Esta semana, lendo sobre um animal silvestre que foi morto depois de matar uma mulher sem-teto, lamentavelmente duas realidades de vulnerabilidade, tanto a não humana quanto a humana, pensei na facilidade com que animais de outras espécies, mesmo quando a morte humana não pode ser reparada, são executados. Insiste-se em colocar um fim no animal como se fosse a grande solução. Mas o que continuar matando animais nessas situações diz sobre a relação humana com esses animais?
Perdi as contas de quantas matérias li este ano sobre animais que foram mortos em episódio semelhante; e de casos em que o animal não matou ninguém, mas feriu e fugiu, sendo perseguido por horas até ser morto, como aconteceu com uma onça no Pará. “Temos a percepção humana. E a percepção do outro animal?” Talvez essa pergunta fosse feita por Guimarães Rosa a partir do conto “Meu tio o Iauaretê”.
Esse tipo de ação parece empurrar sobre o animal uma ideia de vilania, e uma ideia antropomórfica. Crê-se ainda hoje que a maneira como um animal mata um humano ou “ataca” (para o outro animal, não pode ser defesa?) é expressão de crueldade, e expressão que passa a ser vista também como o próprio animal – então para extirpar a crueldade extirpa-se o animal.
Mas o que é essa ideia de crueldade senão uma percepção sobre o que é humano e que é atrelada a um animal para justificar seu fim? Se dizemos que isso é cruel significa que o conceito de cruel é o que incorpora esse animal?
Matar um animal depois dele tê-lo matado alguém é imputar algo ao animal, torná-lo condenável e executável, pelo que é reprovável. Não é estranho imputar algo a ele em simultaneidade ao que sobre ele é inconsiderado como sujeito em relação com as possibilidades de vida?

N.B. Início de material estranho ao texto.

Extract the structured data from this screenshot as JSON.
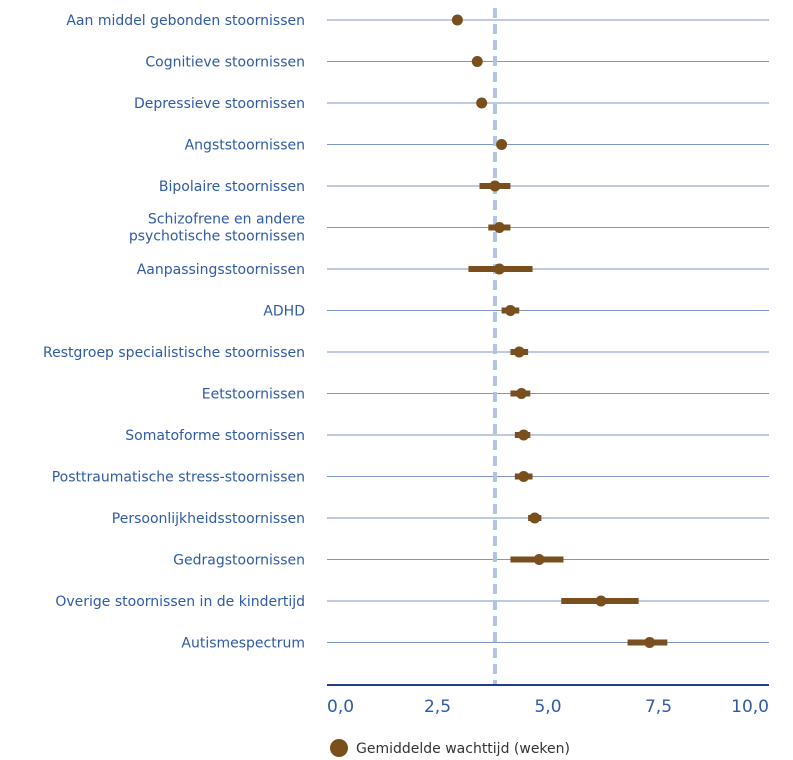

O que torna esse animal matável é sua condição de animal ou a condição humana que é intervenção sobre o viver desse animal? Acredito que muitos dos animais executados por terem ferido ou matado humanos são animais a quem impõe-se um “não lugar”, e por estar nele é pensado como matável, apenas por ser; por ser pensado como o que vive e, se conflitua com outro interesse, um conflito não gerado por ele, deve morrer.